You can gently ask questions like:

“Does it sound familiar, like your own voice?”
“What was happening before it started?”

These aren’t challenges, they’re invitations to reflection.

3. Stay Calm and Grounded

When your partner is distressed by voices, your calmness matters more than your words.
Use a low, steady tone and simple grounding cues:

“Let’s focus on my voice right now.”
“Can you tell me three things you see around us?”

This helps pull them gently back to the present moment.

4. Create a Safety Plan Together

If voices ever encourage self-harm or dangerous behaviour, have a clear plan:

  • Keep helpline numbers handy (Lifeline, 13 11 14 in Australia).
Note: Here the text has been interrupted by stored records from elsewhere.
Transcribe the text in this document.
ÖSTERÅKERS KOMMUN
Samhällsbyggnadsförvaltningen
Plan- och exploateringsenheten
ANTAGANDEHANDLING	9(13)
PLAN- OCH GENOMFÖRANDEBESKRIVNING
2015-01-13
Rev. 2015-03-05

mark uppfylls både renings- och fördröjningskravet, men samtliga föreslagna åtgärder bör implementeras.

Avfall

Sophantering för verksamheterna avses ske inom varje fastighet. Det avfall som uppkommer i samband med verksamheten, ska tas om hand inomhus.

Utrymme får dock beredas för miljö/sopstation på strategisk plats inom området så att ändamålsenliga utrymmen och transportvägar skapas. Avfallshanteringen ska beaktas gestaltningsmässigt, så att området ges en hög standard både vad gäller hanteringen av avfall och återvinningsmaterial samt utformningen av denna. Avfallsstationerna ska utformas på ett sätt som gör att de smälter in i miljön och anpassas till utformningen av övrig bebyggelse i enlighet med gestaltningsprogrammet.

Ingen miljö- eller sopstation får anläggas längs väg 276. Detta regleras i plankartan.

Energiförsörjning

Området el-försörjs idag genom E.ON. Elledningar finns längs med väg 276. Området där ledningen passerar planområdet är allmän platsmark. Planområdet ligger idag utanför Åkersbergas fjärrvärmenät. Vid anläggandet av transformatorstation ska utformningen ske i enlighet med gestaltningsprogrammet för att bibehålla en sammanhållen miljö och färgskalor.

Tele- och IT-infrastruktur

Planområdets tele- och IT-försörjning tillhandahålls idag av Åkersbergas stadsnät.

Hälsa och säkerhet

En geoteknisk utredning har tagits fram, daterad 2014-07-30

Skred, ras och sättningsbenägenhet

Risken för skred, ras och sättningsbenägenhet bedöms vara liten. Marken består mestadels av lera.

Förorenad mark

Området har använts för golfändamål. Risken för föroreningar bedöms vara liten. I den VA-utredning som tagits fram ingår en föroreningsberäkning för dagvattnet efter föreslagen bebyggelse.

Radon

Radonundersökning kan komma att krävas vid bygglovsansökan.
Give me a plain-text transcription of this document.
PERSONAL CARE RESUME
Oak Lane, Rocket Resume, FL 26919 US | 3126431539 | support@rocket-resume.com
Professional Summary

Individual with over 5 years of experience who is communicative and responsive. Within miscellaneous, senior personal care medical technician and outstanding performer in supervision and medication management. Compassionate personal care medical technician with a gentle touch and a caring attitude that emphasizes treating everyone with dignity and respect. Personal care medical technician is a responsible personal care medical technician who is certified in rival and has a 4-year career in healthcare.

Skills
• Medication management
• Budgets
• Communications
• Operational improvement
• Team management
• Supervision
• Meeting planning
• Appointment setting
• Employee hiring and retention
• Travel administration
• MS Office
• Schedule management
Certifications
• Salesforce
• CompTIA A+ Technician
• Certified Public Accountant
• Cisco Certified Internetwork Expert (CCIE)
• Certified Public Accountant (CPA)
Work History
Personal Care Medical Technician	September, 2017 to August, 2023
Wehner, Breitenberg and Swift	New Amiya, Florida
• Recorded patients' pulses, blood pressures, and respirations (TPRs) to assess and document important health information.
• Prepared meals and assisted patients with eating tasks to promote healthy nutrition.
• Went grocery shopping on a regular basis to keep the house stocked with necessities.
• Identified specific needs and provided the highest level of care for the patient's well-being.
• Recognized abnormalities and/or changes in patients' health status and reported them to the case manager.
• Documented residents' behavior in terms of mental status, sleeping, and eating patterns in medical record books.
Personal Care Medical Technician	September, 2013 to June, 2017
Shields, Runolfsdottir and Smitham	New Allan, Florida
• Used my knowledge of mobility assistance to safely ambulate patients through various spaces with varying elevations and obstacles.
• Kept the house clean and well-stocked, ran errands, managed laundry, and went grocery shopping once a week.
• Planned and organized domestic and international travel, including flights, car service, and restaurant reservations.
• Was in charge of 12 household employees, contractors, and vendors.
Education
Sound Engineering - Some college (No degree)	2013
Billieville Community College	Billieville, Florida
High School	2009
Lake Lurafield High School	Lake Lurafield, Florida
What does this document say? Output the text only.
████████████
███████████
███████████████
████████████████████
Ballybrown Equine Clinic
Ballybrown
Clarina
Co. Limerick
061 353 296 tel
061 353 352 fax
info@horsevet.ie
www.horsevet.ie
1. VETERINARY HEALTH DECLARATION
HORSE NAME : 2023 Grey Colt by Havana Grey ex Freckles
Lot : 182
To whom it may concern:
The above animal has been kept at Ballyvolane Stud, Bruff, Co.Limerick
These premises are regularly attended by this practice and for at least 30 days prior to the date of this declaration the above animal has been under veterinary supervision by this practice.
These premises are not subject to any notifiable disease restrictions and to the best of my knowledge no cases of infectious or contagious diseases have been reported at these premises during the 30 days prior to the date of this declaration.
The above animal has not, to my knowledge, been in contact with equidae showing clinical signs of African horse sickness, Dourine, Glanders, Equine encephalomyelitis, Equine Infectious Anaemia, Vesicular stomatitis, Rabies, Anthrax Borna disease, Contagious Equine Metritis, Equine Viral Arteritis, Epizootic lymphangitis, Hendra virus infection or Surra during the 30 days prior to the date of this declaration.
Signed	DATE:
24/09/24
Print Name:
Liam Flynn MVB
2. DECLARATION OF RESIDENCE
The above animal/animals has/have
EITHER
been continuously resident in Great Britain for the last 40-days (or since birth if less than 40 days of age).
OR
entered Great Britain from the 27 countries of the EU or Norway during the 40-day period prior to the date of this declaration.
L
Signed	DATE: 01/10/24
  • Know when to call their doctor or visit the hospital.

  • Prepare a list of grounding activities that help reduce distress.

Planning together helps reduce panic during crises.

5. Don’t Forget Yourself

You can’t pour from an empty cup.
Supporting someone through schizophrenia can be exhausting, emotionally and physically.

Find your own support network, online carer groups, therapy, or close friends who understand. Self-care isn’t selfish; it’s necessary.

🌤️ What This Means for Treatment and Hope

Understanding voices as a brain misinterpretation, rather than a moral or mystical event, opens new paths for treatment.

Researchers are now exploring therapies that aim to retrain the brain’s monitoring systems, using cognitive training or neurofeedback to strengthen that corollary discharge mechanism.

But even before we get there, this insight offers hope. It helps people living with schizophrenia understand that they aren’t “crazy.” Their brains are misidentifying signals, and with the right support, they can learn to manage that.

Knowledge brings power and peace.

💡 Seeing the Person, Not the Diagnosis

Your loved one is not their illness.

They’re still the same person who loves music, laughs at silly jokes, and dreams of better days. The illness might distort perception, but it doesn’t erase the person underneath.

When you keep that in sight, love stays stronger than fear.

“When we understand what the brain is doing, compassion replaces confusion.”